Otras sugerencias se centraron en la maternidad, no como ideal sino como experiencia atravesada por diversas emociones, códigos sociales y mucho más. La serie Working Moms de Catherine Reitman nos ayuda a comprender la realidad de las madres que trabajan y, recomendación que fue realizada junto al libro La madre que puedo ser de Paulina Simon Torres.
Este último fue sugerido en dos ocasiones, hilando experiencias, preocupaciones, dudas, incluso reclamos que dejan de sentirse individuales. En esa misma conversación también surgió Mamá desobediente de Esther Vivas, cuestionando los mandatos que rodean la maternidad.

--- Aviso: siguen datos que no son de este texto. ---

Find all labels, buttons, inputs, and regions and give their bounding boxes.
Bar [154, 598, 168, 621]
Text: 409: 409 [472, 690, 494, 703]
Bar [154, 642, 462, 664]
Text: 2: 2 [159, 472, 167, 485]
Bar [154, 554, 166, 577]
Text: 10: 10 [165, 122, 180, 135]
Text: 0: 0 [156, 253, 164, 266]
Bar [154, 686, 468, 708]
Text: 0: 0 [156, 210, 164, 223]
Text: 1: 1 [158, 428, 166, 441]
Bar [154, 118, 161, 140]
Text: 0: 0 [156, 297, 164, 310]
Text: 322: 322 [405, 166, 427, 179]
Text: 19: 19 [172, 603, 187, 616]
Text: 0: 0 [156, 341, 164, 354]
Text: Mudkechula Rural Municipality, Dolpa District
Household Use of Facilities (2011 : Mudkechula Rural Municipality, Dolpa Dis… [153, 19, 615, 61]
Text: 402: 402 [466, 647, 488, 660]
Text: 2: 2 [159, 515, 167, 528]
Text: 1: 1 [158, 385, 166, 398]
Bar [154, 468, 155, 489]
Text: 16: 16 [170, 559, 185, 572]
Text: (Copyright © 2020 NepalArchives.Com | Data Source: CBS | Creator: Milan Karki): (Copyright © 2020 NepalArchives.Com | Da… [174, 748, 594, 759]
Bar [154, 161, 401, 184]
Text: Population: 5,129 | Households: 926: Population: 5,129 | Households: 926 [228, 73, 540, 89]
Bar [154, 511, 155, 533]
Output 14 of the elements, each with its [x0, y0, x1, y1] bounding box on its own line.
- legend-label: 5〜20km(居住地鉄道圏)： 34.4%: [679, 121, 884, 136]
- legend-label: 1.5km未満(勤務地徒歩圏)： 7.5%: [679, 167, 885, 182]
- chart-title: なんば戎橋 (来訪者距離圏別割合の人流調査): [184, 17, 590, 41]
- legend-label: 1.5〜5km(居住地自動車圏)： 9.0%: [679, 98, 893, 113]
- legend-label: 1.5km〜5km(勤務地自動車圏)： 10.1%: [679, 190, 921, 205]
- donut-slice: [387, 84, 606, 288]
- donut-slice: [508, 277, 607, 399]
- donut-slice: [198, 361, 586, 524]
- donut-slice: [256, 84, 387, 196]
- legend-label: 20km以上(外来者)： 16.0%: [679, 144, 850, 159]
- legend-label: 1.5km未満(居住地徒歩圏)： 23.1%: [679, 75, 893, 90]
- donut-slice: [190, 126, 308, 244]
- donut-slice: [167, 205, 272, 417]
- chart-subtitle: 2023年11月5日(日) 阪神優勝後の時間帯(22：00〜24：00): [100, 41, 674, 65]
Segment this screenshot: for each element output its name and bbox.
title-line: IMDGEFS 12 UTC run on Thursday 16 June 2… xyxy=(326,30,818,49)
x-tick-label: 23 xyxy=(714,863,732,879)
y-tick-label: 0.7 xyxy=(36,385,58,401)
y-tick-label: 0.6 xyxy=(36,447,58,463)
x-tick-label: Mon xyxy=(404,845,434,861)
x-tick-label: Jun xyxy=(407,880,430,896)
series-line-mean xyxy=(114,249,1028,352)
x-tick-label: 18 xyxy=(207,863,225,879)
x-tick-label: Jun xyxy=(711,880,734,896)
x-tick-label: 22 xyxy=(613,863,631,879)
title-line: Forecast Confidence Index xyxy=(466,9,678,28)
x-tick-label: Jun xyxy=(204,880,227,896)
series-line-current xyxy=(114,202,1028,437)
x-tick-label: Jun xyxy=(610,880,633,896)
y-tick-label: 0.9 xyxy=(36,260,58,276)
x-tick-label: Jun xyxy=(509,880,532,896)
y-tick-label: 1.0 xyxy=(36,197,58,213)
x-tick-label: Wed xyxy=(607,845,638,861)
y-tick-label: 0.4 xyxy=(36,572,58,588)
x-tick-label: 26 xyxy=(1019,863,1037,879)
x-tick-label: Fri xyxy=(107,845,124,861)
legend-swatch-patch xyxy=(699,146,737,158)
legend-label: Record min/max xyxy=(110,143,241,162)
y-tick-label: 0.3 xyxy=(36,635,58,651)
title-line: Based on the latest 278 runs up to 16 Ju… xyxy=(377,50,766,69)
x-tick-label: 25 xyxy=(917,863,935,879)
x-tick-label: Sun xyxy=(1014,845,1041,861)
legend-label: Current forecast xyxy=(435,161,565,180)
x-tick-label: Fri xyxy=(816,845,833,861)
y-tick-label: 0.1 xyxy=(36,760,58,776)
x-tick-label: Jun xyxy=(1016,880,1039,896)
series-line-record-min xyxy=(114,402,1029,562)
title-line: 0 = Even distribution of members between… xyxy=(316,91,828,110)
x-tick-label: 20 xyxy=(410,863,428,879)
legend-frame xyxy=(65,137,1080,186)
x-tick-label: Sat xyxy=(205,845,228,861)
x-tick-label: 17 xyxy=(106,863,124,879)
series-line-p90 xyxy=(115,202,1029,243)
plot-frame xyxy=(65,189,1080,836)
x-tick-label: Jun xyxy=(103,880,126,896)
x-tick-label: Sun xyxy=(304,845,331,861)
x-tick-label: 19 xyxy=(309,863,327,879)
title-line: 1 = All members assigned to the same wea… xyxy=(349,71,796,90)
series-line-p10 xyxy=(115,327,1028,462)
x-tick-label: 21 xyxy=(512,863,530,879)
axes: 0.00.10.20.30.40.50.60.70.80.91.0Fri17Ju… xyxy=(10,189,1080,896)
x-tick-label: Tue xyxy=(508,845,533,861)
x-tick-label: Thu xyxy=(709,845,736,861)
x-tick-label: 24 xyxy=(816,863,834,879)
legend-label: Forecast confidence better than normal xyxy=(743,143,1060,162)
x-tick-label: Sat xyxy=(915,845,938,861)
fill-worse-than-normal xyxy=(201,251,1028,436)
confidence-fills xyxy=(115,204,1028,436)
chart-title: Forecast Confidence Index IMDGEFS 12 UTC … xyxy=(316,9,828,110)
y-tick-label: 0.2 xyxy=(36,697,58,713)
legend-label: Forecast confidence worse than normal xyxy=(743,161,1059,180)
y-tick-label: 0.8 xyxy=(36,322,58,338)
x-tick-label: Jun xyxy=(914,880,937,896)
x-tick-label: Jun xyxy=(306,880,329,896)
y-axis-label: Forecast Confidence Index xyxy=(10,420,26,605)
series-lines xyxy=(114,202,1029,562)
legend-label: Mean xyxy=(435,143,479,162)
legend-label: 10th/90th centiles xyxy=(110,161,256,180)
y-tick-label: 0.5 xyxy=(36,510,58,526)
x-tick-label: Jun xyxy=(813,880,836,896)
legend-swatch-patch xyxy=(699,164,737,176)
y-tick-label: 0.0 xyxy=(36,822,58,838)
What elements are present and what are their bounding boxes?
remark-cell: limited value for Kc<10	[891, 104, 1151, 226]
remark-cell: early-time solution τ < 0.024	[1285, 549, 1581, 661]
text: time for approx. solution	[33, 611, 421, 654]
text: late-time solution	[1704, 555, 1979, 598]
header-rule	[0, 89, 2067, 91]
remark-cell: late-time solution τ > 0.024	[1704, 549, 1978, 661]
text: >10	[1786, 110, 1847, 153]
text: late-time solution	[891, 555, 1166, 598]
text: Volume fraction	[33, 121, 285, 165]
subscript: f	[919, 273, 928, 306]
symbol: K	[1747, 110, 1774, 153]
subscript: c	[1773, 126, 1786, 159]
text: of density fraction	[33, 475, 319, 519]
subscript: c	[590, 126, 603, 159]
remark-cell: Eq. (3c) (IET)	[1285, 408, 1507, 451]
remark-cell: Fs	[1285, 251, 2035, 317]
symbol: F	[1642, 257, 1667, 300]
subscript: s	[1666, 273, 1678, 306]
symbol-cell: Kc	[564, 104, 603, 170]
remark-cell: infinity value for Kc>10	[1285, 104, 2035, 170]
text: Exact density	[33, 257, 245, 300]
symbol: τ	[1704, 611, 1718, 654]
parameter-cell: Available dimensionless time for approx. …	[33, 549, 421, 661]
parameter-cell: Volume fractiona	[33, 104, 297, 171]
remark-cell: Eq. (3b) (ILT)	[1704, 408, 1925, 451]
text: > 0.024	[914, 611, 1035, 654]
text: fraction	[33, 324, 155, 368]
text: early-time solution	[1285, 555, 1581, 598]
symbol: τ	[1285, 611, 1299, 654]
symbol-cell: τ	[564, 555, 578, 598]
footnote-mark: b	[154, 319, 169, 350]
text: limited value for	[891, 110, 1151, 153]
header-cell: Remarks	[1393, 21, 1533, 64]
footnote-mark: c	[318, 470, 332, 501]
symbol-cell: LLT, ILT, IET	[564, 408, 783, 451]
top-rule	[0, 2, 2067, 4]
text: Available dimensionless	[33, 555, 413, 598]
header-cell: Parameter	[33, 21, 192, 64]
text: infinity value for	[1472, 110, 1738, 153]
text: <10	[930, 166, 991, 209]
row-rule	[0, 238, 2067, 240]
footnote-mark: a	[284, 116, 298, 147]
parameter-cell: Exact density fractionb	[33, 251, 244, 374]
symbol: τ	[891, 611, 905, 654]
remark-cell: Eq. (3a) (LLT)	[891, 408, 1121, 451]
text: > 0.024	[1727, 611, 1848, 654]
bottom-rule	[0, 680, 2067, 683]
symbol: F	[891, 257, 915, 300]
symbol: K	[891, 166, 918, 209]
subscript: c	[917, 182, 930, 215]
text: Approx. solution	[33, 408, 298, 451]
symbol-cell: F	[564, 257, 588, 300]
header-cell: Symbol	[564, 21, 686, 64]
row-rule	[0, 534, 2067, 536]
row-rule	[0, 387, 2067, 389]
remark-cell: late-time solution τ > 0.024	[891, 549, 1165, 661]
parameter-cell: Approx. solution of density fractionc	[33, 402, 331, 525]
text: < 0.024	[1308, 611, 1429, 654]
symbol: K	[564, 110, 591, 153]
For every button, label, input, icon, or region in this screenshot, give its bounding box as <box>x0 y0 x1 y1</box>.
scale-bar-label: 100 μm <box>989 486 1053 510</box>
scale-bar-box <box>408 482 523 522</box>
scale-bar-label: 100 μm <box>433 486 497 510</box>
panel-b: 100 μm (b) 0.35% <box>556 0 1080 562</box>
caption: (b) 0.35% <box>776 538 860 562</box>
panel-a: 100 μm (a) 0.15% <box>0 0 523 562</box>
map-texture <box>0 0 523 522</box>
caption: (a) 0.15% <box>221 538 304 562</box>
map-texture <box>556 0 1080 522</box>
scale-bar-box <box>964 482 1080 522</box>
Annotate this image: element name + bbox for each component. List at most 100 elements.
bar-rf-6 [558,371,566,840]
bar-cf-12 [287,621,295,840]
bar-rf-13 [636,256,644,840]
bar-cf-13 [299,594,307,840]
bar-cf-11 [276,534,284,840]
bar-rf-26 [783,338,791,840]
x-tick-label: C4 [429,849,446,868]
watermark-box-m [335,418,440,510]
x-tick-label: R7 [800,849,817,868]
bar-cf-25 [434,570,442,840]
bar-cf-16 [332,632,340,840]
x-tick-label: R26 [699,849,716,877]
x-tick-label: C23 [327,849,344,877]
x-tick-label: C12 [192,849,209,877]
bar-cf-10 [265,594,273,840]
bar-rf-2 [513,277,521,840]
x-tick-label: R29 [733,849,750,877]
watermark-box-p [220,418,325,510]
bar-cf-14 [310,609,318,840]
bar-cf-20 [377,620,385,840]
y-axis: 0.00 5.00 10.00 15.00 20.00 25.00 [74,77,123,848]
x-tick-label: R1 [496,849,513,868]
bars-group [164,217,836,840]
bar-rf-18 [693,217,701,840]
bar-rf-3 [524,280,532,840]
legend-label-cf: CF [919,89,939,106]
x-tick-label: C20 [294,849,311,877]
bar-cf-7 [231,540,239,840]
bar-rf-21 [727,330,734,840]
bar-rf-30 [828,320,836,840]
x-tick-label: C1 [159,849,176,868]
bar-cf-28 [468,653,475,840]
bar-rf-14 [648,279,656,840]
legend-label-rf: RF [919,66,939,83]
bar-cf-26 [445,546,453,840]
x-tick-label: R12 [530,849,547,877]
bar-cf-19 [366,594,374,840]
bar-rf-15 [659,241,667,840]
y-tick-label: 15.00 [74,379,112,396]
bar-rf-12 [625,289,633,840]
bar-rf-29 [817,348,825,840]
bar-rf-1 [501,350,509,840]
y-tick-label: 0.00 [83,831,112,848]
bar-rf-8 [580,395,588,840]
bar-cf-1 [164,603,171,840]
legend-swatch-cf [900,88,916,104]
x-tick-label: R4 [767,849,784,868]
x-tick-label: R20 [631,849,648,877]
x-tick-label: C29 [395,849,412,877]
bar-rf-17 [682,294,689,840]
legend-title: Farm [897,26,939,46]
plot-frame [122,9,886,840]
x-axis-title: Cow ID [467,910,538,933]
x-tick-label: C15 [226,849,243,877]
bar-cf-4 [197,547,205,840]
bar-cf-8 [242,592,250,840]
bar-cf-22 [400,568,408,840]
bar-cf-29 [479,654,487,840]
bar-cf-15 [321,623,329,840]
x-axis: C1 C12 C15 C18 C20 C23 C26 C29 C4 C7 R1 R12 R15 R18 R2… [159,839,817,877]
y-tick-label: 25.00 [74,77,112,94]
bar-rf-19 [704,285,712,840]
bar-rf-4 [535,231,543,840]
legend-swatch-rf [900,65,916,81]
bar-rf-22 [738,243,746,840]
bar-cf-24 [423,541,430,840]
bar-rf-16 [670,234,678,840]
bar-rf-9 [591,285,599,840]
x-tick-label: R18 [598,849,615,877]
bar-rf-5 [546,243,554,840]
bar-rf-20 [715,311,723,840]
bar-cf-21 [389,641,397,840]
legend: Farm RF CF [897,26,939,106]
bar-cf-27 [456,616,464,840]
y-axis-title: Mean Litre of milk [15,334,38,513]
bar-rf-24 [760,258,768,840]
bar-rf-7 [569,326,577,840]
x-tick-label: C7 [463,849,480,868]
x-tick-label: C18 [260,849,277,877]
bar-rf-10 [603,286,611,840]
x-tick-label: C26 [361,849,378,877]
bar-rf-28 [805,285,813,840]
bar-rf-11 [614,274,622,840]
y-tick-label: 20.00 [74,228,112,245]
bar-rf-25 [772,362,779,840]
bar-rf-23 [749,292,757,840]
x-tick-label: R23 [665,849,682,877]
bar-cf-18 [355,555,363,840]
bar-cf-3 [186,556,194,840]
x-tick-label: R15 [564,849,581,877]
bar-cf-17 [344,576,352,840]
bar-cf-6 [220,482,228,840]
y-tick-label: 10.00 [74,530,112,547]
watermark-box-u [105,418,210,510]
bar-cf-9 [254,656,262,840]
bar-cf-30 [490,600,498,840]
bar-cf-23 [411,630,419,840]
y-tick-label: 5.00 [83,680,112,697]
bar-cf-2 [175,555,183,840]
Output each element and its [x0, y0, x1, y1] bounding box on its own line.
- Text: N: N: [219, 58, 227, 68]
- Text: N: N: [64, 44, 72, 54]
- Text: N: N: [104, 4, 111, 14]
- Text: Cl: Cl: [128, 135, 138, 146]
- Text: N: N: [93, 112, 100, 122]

Una persona se enfocó en referencias que ayudan a desmontar o tensionar la idea de feminidad. Pechos y huevos de Mieko Kawakami propone mirar el cuerpo y la feminidad sin romanticismos, junto con Bad Reputation de Joat Jett, sobre vivir sin la carga de la opinión de las demás personas.

Por último, el libro I Who Have Never Known Men de Jacqueline Hartman empuja la pregunta hacia lo que queda de nosotras cuando desaparecen los roles conocidos.

Para quienes se preguntan por mis propios referentes, los que incluí en mi reel se encuentran: Una mujer fantástica (película), Seremos jaguares (libro) y Yo quiero bailar (canción).
En Una mujer fantástica protagonizada por Daniela Vega hay una idea de dignidad que no negocia, incluso desde la vivencia de una mujer trans en contextos de duelo y discriminación. En Seremos jaguares de Nemonte Nequimo se rescata la vivencia de mujeres detrás de la defensa del territorio y su cosmovisión. Y en Yo quiero bailar de Ivy Queen (quién no ha cantado esta canción) hay algo igual de político: la capacidad de poner límites claros sobre el propio cuerpo y el deseo, incluso en espacios donde eso no siempre ha sido la norma.
Esta no es una lista cerrada ni pretende serlo. Pero sí permite ver algo en conjunto: que aunque tenemos referentes distintos hay temas compartidos que nos permiten empatizar y crear una comunidad activa.
Y quizás ahí también hay una razón para volver a estos referentes, especialmente desde espacios profesionales como la consultoría. Porque trabajar con políticas públicas, desarrollo o gobernanza implica leer realidades complejas, entender tensiones y no perder de vista a las personas detrás de los datos. Tener estos marcos no es accesorio. Es lo que permite hacer mejores preguntas, incomodar lo que parece dado y, sobre todo, no reducir la experiencia de las mujeres a una sola historia.